For watchers of the Nigerian banking sector, the recent report by the Nigeria Deposit Insurance Corporation (NDIC) which confirms a rise in cases of internal fraud in the industry must be truly alarming. The report shows that, in 2017, there were 26,182 cases of fraud and forgery, a 56.30 per cent increase on the 16,751 cases reported in 2016. At the same time, there was a significant increase in the amount of money involved—N12 billion, as opposed to N8.68 billion in 2016, a difference of 38 per cent. Not surprisingly, internet/online banking and ATM/card-related cases constituted a majority: 24, 226, or 92.68 per cent of all cases. Finally, a total of 320 bank employees were either summarily dismissed or had their appointments terminated for their involvement in these incidents.
If there is any silver lining in the otherwise grim report, it is that the total financial losses accruing from the cases decreased from its 2016 peak of N760 million to N682 million 2017, a drop of 11.43 per cent. According to Mr. Mohammed Ibrahim, NDIC’s Head of Communications and Public Affairs, the drop is due in part to additional control measures put in place by banks, complementing the corporation’s other efforts to put the banking industry back on the path of probity. In what must be music to the ears of bank employees and their customers, Mr. Mohammed has vowed to make sure that all Deposit Money Banks (DMBs) comply with Sections 35 and 36 of the NDIC Act No. 16 of 2006 (as amended) which make submission of monthly reports on fraud and forgery to the corporation compulsory.
While the NDIC’s vow to ensure greater compliance with the regulations regarding monthly submission of fraud reports is heartening, that the report itself is disheartening goes without saying. For one thing, and the drop in the number of cases notwithstanding, it seems to suggest that, on balance, fraud and forgery remain pervasive in the country’s banking sector. Second, the report is unlikely to inspire foreign investors who may be monitoring the banking sector as a barometer for broader developments in the Nigerian economy.
There are several conflicting theories as to why fraud has become endemic in the Nigerian banking industry. Some people believe that it is due to the poor pay of bank tellers. This implies that the majority of fraud cases are perpetrated by workers on the lowest rung on the ladder, something for which there is little or no evidence. Others believe that the spike in internal bank frauds is because banks have become too slack in their vetting of prospective workers. A third theory says that as society goes, so goes the financial sector, which makes it unfair to expect the banking industry to remain an oasis of transparency in a Nigerian society otherwise afoul with moral putrefaction.

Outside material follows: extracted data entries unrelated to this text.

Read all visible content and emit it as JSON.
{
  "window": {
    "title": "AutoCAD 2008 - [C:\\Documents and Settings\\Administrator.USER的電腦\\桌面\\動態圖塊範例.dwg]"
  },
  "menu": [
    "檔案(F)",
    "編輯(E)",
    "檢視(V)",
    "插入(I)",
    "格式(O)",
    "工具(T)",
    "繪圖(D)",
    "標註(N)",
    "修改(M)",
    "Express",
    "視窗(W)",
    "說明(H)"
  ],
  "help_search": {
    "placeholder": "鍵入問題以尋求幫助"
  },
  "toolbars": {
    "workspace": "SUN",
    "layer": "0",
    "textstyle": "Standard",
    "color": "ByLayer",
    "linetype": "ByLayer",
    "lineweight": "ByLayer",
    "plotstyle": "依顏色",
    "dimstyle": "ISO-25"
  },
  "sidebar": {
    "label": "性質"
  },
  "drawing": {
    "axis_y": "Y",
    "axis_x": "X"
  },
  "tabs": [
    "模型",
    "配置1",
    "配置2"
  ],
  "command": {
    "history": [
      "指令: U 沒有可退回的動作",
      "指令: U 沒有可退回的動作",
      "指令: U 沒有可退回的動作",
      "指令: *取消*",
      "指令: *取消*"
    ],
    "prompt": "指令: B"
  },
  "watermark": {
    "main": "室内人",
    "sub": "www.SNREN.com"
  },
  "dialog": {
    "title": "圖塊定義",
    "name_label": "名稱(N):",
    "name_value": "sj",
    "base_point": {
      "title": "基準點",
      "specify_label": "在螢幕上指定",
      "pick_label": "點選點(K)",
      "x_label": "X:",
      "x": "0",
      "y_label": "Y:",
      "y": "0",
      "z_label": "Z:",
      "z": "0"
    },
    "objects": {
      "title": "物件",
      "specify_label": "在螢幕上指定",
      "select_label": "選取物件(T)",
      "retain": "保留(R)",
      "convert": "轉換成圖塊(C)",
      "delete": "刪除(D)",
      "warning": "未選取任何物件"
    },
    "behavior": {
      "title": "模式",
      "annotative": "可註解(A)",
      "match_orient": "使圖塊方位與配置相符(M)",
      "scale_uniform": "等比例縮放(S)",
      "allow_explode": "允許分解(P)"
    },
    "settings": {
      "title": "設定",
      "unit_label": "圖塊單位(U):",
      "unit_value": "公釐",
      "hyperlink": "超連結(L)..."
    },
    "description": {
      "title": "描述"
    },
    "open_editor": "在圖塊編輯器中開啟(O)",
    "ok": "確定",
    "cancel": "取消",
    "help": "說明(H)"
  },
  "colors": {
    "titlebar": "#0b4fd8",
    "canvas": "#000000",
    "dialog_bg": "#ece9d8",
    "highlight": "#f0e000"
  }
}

Whatever the drivers of the increase in fraud cases are, there is no arguing that serious remedial measures are needed. Banks need to be more imaginative in the way they think about fraud so as to remain a step ahead of fraudsters. More resources need to be directed at staffing with a view to making it more rigorous. Existing monitoring mechanisms need to be firmed up. Finally, there is an urgent need to reconsider existing legal penalties for bank frauds and forgeries.